Der Rotz, der unser Leben lebenswert macht

Das nenne ich mal einen Rundumschlag:

Was ja am Ende, glaubt mensch an die Macht von Sprache, Texten und Diskursen u.a. dazu führt, dass Wichser wie Strauss-Kahn trotz relativ eindeutiger Beweislage wohl am Ende freigesprochen werden. Begründet wird das dann gern mit dem Rechtsstaatlichkeitsprinzip, der Aufklärung und all dem Rotz, der von weißen europäischen Männern in mächtigen Positionen erfunden wurde, um ihren Besitzstand zu wahren und universale Menschenrechte für ihren eigenen Vorteil zu instrumentalisieren.

Diese pointierte Meinung über gewisse Prinzipien unseres Zusammenlebens steht auf dem Blog “Medienelite”. Er stammt aus der Feder von Nadine Lantzsch. Laut ihrer Vita ist sie gelernte Journalistin und war bisher unter anderem beim Tagesspiegel tätig. Also jetzt nicht unbedingt eine Stimme, die man einfach so einfach in den Kreis “durchgeknallt” ziehen kann.

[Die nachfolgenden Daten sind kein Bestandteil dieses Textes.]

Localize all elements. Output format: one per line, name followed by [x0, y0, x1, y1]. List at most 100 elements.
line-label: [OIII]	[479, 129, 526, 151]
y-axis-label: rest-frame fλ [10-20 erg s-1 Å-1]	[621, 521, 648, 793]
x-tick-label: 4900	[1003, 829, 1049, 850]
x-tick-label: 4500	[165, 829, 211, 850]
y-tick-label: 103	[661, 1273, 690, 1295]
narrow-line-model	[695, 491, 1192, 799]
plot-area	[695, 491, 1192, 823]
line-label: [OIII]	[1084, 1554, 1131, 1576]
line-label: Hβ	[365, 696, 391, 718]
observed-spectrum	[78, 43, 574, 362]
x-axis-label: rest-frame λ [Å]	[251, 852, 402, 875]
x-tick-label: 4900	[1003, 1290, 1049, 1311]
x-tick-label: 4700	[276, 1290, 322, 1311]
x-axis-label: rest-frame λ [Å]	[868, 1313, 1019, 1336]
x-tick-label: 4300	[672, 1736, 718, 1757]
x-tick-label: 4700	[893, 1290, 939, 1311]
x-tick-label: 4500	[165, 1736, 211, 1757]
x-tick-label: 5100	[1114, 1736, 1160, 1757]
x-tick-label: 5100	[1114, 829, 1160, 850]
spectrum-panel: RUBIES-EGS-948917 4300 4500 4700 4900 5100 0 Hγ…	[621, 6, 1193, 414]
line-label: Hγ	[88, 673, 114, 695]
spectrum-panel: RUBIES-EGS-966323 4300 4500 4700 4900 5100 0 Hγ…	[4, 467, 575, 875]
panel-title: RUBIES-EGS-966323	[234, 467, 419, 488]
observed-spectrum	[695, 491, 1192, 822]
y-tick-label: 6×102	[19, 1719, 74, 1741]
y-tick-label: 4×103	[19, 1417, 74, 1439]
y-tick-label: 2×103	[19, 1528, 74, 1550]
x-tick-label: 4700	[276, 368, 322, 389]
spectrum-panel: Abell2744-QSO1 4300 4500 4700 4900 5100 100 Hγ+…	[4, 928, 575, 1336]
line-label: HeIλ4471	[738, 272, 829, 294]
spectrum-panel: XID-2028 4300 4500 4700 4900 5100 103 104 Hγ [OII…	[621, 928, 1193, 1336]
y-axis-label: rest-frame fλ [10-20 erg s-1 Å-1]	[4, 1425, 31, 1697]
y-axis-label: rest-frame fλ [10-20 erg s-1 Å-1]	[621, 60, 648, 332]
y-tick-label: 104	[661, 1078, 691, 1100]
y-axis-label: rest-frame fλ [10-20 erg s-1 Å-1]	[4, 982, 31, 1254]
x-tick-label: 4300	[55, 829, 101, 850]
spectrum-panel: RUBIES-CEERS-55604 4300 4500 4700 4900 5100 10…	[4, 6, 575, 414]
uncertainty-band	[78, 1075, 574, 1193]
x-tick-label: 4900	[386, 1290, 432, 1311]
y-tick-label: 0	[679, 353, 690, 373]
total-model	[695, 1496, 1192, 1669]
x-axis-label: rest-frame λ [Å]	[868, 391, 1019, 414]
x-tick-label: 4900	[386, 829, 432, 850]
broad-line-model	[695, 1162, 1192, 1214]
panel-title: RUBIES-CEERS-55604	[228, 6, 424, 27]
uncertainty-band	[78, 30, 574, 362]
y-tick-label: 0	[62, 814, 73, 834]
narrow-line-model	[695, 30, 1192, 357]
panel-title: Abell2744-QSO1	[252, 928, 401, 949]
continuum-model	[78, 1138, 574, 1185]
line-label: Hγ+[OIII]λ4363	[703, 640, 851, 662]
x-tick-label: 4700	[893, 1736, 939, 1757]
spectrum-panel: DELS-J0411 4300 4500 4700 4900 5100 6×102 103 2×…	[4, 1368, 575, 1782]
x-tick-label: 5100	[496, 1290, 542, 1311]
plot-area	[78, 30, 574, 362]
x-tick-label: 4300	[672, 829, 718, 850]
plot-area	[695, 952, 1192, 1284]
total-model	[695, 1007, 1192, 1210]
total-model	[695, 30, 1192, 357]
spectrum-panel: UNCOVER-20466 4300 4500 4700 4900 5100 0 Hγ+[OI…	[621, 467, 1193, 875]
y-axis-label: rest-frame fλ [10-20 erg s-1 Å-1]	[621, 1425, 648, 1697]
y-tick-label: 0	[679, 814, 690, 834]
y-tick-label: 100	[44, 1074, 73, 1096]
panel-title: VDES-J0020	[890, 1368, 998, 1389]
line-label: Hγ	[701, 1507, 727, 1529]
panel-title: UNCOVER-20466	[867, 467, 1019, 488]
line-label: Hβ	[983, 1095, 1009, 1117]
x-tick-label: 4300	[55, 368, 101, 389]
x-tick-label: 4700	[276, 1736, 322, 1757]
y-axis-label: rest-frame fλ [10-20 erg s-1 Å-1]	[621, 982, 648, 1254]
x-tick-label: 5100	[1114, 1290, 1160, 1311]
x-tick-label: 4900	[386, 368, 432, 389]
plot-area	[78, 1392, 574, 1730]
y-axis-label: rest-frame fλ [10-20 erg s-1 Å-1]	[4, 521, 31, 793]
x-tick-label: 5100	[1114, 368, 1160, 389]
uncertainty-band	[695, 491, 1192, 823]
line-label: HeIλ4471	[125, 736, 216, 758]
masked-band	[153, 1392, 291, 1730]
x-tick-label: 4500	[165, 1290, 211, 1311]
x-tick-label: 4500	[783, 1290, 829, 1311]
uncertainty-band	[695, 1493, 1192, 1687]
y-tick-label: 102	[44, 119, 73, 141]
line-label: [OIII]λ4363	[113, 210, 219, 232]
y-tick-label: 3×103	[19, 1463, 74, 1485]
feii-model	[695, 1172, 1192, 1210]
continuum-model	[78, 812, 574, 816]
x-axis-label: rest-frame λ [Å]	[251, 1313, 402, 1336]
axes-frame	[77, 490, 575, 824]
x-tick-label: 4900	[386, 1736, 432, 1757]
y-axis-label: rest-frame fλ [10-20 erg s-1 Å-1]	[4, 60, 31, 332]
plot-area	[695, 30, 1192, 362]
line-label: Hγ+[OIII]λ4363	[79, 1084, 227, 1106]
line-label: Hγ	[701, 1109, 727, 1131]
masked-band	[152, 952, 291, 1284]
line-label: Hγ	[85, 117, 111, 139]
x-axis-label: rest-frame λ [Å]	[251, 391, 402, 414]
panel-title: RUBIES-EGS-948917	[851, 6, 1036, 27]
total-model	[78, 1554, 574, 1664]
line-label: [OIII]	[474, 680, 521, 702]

Ob sich Nadine Lantzsch schon mal gefragt hat, was die Alternative zum Rechtsstaat ist? Der Rechtsstaat zeichnet sich dadurch aus, dass er nicht nur Regeln für seine Bürger erlässt und diese durchsetzt. Nein, er akzeptiert die Spielregeln auch selbst. Damit gibt er den Menschen zwar kein Glückversprechen, aber ein Anrecht auf ein faires Verfahren.

Der Gegensatz zum Rechtsstaat ist der Willkürstaat. Im Willkürstaat gibt es möglicherweise auch Regeln. Diese werden aber von denen, die das Sagen haben, außer Kraft gesetzt. Und zwar immer dann, wenn ihnen die Regeln gerade mal nicht in den Kram passen. Zum Beispiel dann, wenn sich das erhoffte Ergebnis nicht erreichen lässt.

Das ist es wohl, was die Autorin jedenfalls bei möglichen Sexualstraftaten für notwendig hält. Wenn ein Schuldspruch opportun erscheint, wird er eben herbeigeführt. Hauptsache, die materielle Gerechtigkeit siegt – auch wenn es nur wiederum eine Interessengruppe ist, die definiert, was gerecht zu sein hat. Hier wäre diese Interessengruppe wohl all jene von mächtigen weißen europäischen Männern in mächtigen Positionen sexuell ausgebeuteten Frauen – sofern ich Nadine Lantzsch in diesem Punkt richtig verstehe.

Damit verabschiedeten wir uns gesamtgesellschaftlich ins frühe Mittelalter oder noch dunklere Zeiten. Passenderweise wären dann ja auch die von der Autorin erwähnten universalen Menschenrechte obsolet. Dass sexuelle Gewalt gegen Frauen in diesem neuen Kosmos ein geringeres Problem wäre – diesen Beweis bleibt uns Nadine Lantzsch trotz ihrer vielen Worte allerdings schuldig.

Geschichte und Gegenwart belegen im übrigen das Gegenteil.